The wizard didn’t stop chanting. He leaned forward, using his body to protect the book as best he could.

Bas floundered for a second as the rain made the surface of the lake rough and choppy, and I let out a miserable mewl as tiny waves tried to drag me off the mummified dog’s back.

Bas was still five feet from shore when the wizard’s spell struck him in the chest.

The bolt of purple energy drove into Bas’s body, expanding inside him in a wave of violet before concentrating in a single spot in his throat. Bas made a horrible choking sound, floundering in the water. It was all I could do to stay low enough on his back that the wizard couldn’t see me, but not so low that I drowned. The wizard held out his hand, then flung it skyward. The purple light inside Bas flew up and out of his mouth, then exploded in a shower of purple sparks.

I had no idea what the wizard had just done, but he wasn’t sticking around to explain himself. He ran around the edge of the lake, onto a bridge I hadn’t seen when we fell in. The bridge was a contraption of rickety wood that started with a single step just outside the door we’d fallen through before curving around what looked like the face of a cliff and extending over the very edge of the lake. That was how the wizard had left the portal without falling into the water, while we’d missed the sight of the bridge entirely. I stared in growing horror as the wizard ran over the bridge and up the curved steps to the still-open door that led to the bedroom closet.

He darted inside and slammed the door shut behind him.

Bas regained his composure and determinedly swam to the edge of the lake, climbing out on trembling legs and forcing himself to keep going until he left the reach of the rainstorm. I dropped onto the grass with a gasp, sucking in a breath of air that wasn’t heavy with rain.

“What did he do to you?” I asked.

Bas didn’t answer right away, his jaw twitching as if he were grinding his teeth. Finally he shook his head and opened his mouth.

I waited.

No sound came out.

Bas’s eyes widened. He opened his mouth again.

Still nothing.

Suddenly I remembered the bright purple light in Bas’s throat. The way the wizard had flung it into the sky, and how it had burst. My tail fell. “He took your voice.”

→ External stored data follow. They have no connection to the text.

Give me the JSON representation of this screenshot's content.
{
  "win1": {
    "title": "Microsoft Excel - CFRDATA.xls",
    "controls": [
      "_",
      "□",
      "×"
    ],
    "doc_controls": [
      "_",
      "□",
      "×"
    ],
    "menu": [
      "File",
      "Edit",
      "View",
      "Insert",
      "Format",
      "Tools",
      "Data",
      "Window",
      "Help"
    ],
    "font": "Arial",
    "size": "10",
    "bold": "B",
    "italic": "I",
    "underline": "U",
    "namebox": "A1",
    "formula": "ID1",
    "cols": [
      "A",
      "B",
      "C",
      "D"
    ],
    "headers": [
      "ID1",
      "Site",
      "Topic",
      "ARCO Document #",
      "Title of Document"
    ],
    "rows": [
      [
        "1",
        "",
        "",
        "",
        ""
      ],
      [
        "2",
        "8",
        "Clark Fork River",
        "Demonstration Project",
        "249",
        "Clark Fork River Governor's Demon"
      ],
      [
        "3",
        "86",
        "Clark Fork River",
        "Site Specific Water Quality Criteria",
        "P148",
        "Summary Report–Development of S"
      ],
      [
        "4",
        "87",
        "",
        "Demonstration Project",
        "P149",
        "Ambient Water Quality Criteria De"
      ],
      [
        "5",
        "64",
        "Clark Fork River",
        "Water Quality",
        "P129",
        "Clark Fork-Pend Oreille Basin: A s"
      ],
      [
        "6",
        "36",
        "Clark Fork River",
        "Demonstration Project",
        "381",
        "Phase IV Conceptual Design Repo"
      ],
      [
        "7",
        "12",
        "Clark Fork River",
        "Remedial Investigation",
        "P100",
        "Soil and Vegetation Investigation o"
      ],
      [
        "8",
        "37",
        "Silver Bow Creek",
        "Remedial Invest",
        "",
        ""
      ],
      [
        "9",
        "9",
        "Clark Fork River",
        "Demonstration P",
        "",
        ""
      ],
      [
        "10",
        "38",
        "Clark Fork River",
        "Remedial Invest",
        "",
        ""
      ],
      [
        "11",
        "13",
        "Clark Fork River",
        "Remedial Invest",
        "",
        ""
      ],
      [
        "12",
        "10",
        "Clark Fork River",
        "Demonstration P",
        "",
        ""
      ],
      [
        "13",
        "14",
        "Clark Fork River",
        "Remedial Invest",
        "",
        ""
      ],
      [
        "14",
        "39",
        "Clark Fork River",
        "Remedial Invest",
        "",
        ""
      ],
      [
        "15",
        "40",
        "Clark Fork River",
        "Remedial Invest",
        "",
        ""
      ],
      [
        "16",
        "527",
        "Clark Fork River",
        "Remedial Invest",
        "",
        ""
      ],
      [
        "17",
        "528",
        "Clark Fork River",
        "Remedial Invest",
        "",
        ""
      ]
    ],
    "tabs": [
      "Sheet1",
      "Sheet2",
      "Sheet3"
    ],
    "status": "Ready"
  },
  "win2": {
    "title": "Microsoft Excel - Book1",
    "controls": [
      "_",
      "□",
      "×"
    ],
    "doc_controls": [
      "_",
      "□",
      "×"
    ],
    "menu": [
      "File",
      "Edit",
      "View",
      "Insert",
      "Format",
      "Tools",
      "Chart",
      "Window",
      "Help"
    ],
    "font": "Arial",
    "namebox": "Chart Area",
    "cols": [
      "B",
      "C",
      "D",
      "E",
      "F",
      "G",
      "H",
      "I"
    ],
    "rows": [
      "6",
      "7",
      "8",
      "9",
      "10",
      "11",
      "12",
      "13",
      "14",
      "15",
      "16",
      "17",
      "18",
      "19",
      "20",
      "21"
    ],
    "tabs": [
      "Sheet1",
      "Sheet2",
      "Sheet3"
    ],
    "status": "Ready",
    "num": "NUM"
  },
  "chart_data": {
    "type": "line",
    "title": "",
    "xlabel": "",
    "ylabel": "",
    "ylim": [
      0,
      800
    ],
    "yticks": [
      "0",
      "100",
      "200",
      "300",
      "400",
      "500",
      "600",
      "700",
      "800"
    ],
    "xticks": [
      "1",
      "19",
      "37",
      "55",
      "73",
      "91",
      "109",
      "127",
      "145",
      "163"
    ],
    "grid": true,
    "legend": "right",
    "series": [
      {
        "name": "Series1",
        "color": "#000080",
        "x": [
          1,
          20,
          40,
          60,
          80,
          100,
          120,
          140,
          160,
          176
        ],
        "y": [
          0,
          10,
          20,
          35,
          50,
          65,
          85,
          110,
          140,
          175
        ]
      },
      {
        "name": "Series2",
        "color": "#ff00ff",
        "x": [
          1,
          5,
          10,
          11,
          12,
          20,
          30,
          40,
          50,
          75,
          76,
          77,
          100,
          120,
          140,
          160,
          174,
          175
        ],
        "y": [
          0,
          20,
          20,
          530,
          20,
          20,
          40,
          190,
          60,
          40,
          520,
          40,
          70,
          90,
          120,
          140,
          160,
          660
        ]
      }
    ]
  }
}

Bas’s snout wrinkled as he pulled back his lips to bare his teeth, and his hackles rose.

“It’s okay,” I told him. “I’ll help you.”

He darted forward. I jerked back just in time to avoid being caught in his jaws when he snapped them closed in the space I’d been a moment before.

“Bas!” I stared at him, every muscle in my body tense, ready to run. “I’m trying to help you.”

Bas stared at me as if I’d grown a second tail. He looked out at the lake, deliberately glancing up at the rainstorm.

I didn’t look. I was pretty sure I knew what he was getting at.

“I don’t tell the magic what to do. I put the magic out there, and it helps people. The wizard kept his concentration, that’s not my fault. It’s good magic.” I lifted my chin. “I’m helpful.”

Bas snorted. A sound so filled with disgust, it almost made me flinch.

All I wanted to do in that moment was find someplace warm and dry where I could clean myself off and have a nice nap. My muscles hurt, and my tail felt like it had a kink in it from the force of expelling all that magic in such a short time span. The witch usually comforted me when I felt like this. Petted me and said things in a soothing voice that was almost as welcome as a scratch behind my ears.

But the witch wasn’t here. She wasn’t here to help Bas.

But I was.

I looked up at Bas and opened my mouth.

The mummy dog snarled and snapped his jaws again, putting his mouth close enough to my face that I felt his hot breath.